RIO DE JANEIRO (AP) — Organizers of the 2016 Olympics and Paralympics in Rio de Janeiro are struggling to find enough unpaid volunteers and have extended the registration period for another month.
In a country that is divided starkly between rich and poor, many cannot afford to work for free. There is little tradition in Brazil of volunteering or philanthropy.
Organizers said Friday that 170,000 people had registered ahead of an initial Nov. 15 deadline — which has now been extended to Dec. 15. The goal is 300,000 applicants, from which 70,000 will be picked.
Flavia Fontes, who manages the volunteers’ program, said registrations had picked up in the last few weeks.
“It is clear that there are still many interested people who have yet to register, so we have decided to extend the registration,” she said. “This really is the last chance.”
Fontes said there was no problem finding volunteers, and she said the Dec. 15 deadline would not be extended.
“We just don’t want people to miss out.”
Volunteers perform a range of jobs like greeting fans and escorting athletes. They must pay their own lodging and transportation to the host city. They get transportation to venues and meals on the days they work, some training, uniforms and no pay.
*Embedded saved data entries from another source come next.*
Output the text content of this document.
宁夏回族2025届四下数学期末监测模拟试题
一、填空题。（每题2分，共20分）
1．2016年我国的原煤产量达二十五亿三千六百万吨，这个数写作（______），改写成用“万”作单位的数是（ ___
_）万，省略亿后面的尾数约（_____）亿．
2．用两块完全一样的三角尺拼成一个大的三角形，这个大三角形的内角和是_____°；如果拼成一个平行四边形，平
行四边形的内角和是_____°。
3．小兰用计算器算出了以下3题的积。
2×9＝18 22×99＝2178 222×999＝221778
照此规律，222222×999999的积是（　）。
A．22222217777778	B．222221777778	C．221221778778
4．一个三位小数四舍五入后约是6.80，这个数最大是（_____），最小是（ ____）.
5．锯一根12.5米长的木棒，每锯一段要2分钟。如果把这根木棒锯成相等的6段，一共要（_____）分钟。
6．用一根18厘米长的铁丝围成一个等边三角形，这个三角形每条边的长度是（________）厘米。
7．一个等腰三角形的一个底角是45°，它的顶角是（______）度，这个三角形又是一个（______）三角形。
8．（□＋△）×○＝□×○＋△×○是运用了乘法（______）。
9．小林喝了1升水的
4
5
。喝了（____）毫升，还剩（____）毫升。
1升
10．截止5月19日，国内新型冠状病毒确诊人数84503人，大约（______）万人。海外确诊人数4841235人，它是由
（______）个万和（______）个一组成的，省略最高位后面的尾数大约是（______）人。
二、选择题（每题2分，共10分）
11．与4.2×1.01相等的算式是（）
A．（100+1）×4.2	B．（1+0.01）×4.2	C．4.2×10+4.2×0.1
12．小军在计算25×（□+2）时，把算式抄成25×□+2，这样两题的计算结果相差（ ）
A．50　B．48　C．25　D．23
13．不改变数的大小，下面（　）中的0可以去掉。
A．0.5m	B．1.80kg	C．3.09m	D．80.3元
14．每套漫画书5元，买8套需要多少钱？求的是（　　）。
Fontes has she expects non-Brazilians to make up about 5 percent of the final 70,000.
Organizers say candidates have a wide range of experience, ranging from young students to some holding advanced university degrees. Many of the medical staff at the Olympics will be volunteers.
“We are very happy that such a wide range of people have registered for the program,” Fontes said. She said some people have declined to register, fearing too many have already signed up.
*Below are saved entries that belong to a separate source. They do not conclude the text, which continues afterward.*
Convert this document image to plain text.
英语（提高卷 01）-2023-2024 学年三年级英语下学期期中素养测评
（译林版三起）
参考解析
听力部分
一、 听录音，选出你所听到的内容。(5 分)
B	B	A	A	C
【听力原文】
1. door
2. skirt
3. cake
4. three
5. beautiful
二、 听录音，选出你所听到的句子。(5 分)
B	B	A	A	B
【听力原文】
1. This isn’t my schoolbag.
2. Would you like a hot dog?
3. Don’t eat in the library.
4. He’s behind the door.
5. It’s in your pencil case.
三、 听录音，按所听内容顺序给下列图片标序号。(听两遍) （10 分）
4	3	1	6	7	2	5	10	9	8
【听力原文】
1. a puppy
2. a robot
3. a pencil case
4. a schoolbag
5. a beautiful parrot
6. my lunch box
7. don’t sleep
Olympic volunteers save their local organizing committees tens of millions of dollars.
The International Olympic Committee conducted a study of the 2000 Olympics and found volunteers were worth about $60 million. Sydney used only 40,000 volunteers.
The operating budget for the Rio Games is $3 billion, which is the cost of running the games themselves. Overall, Rio is spending about $20 billion — a mix of public and private money — to build sporting and urban infrastructure to prepare the South American city.